Bence paralimpik sporcularımızın elde ettiği başarılar, normal sporcularınkinden iki kat daha önemli, daha değerli… Çünkü sadece rakipleriyle değil, fiziki dezavantajlarıyla, önyargılarla, ilgisizlikle de mücadele ediyorlar.
Öznur, Mahmut ve Serkan da bu engellerin üzerinden bir bir atlayıp, ülkemize altın madalyayı getirdi. Tıpkı madalya kazanan pek çok engelli sporcumuz gibi…
Bakalım Mete Gazoz’a, eli cebinde atış yapan Yusuf Dikeç’e gösterilen ilgi ve takdirin onda biri bu şahane sporculara gösterilecek mi? Hiç sanmam. Peki nereden mi biliyorum? Olimpiyatların açılışını birinci kanalından, Paralimpik Olimpiyatları’nın açılış törenini ise pek çok kimsenin varlığından bile haberdar olmadığı TRT Yıldız’dan yayınlayan TRT’mizin tavrından…
ŞAHANE BİR AÇILIŞ
Dizilerde ilk sahnenin önemli olduğunu düşünürüm. Bana göre seyircide bırakılan ilk izlenim adeta o dizinin kaderini belirler.
Atv’nin yeni dizisi Bir Gece Masalı’nda o sihirli ana denk geldim. Öyle bir açılış sahnesiydi ki; beni yüreğimden yakalayıp, hikayenin içine çekiverdi.
Yörede çok sevilen Emniyet Müdürü Mehmet, ailesiyle bayram alışverişindeydi. Oğluna ayakkabı alırken, onları gıptayla seyreden pideci çocuğu gösterdi: “Bak, para kazanmak, ailesine bakmak için ramazan pidesi satıyor.” Oğlu sordu: “Fakir mi yani?” Mehmet Müdür devam etti: “Fakir ama parası olmadığı için değil, babası olmadığı için. Sevdiklerinden uzak olan, fakir kişidir. Bu ana olur, baba olur, yar olur. Hep bir eksiklik hisseder. Şimdi bu yetim çocuk da babası olmadığı için fakir. Anladın mı aslanım? Oğlu: “O zaman biz fakir değiliz” der ve aile mutlulukla birbirine sarılır. Sonra da o ayakkabıyı, pideci çocuğa hediye ederler.
Tam çarşıda yürürlerken bir çocuk, Mehmet Müdür’ü sırtından vurup şehit eder. Mehmet’in oğlu da bir anda fakirleşmiştir artık…
Sonrası Denizli’nin muhteşem doğasının başrolü kimselere bırakmadığı bir modern masal…

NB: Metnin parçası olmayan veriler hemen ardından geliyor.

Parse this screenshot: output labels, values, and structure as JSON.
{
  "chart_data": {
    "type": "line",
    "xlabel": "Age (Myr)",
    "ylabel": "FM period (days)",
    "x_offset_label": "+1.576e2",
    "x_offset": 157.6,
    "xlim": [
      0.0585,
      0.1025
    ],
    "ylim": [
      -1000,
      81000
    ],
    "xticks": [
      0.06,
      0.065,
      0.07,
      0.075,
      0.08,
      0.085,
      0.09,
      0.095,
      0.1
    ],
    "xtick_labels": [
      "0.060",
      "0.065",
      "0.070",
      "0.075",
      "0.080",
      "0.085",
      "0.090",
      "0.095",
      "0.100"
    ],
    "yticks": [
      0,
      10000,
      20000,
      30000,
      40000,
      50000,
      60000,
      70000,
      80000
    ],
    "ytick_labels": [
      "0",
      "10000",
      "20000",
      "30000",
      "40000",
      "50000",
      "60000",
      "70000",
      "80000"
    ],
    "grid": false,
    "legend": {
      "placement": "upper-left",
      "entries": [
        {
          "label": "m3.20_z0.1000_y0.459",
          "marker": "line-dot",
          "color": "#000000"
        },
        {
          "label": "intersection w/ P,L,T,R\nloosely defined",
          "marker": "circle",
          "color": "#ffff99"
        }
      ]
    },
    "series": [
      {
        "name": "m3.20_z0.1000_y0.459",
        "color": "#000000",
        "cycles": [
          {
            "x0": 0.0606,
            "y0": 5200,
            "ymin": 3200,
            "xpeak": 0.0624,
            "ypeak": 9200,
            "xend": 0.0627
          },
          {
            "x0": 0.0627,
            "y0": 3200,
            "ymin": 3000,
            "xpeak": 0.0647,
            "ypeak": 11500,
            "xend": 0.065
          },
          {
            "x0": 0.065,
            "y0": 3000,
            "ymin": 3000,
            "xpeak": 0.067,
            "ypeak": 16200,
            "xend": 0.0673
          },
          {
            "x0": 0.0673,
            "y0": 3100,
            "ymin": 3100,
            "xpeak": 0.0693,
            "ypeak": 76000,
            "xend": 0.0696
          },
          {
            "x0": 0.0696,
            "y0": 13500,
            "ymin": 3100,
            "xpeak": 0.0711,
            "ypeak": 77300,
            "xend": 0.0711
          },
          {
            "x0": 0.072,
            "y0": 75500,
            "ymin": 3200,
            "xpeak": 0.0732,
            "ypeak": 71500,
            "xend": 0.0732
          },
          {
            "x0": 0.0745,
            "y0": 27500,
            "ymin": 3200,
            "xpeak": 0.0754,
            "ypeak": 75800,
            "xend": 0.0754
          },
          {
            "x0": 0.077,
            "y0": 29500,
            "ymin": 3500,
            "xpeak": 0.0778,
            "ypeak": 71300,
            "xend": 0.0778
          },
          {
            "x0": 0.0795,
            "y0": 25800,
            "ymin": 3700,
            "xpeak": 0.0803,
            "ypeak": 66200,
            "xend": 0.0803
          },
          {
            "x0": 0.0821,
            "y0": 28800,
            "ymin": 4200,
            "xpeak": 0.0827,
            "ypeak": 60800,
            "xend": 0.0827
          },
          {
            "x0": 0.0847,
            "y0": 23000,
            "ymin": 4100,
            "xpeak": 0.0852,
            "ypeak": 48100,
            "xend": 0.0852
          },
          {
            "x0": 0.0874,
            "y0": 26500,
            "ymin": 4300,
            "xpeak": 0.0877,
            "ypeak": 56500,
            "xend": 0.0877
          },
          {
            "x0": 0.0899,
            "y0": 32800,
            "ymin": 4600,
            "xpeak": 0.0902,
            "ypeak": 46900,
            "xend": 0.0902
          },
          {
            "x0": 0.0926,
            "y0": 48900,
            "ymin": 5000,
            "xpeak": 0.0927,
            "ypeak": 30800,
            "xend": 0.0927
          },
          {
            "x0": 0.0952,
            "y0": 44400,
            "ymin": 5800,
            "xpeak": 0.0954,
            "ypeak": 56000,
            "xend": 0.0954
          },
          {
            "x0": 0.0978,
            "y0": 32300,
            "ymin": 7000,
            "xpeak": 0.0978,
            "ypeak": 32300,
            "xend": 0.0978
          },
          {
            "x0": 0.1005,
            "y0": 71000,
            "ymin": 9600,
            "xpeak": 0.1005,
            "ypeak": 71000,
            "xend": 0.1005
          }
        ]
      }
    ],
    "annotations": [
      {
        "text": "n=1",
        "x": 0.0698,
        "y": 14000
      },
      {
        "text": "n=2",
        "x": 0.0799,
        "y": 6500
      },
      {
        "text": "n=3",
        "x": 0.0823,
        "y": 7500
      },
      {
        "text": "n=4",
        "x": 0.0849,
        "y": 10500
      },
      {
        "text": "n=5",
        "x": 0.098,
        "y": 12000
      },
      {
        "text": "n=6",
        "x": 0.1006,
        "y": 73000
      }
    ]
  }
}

Ve izlemek için bir neden daha: “Yan” roller rüya takımı gibi… Gürkan Uygun, Kenan Bal, Mesut Akusta… Ekran karşısında “yan” gel yat yani…
Özel okulların kitap terörü
Özel okullar zaten yıllık ücretleriyle velilerin belini büküyordu. Bunlara yemek, servis, kıyafet ve kitap/kırtasiye fiyatlarındaki fahiş yükseliş de eklenince, özel okulda çocuk okutmak bir servete mal olmaya başladı.
İbretlik habere ise A Haber ekranlarında rastladım. Bir veli, kendisinden 40 bin lira istenen 22 adet kitabı internette tek tek bulup, gerçek fiyatlarını tespit etti. Ortaya çıkan 12 bin 363 liralık fiyat, bazı özel okulların nasıl “ticarethaneye” dönüştüğünü açıkça belgeliyordu.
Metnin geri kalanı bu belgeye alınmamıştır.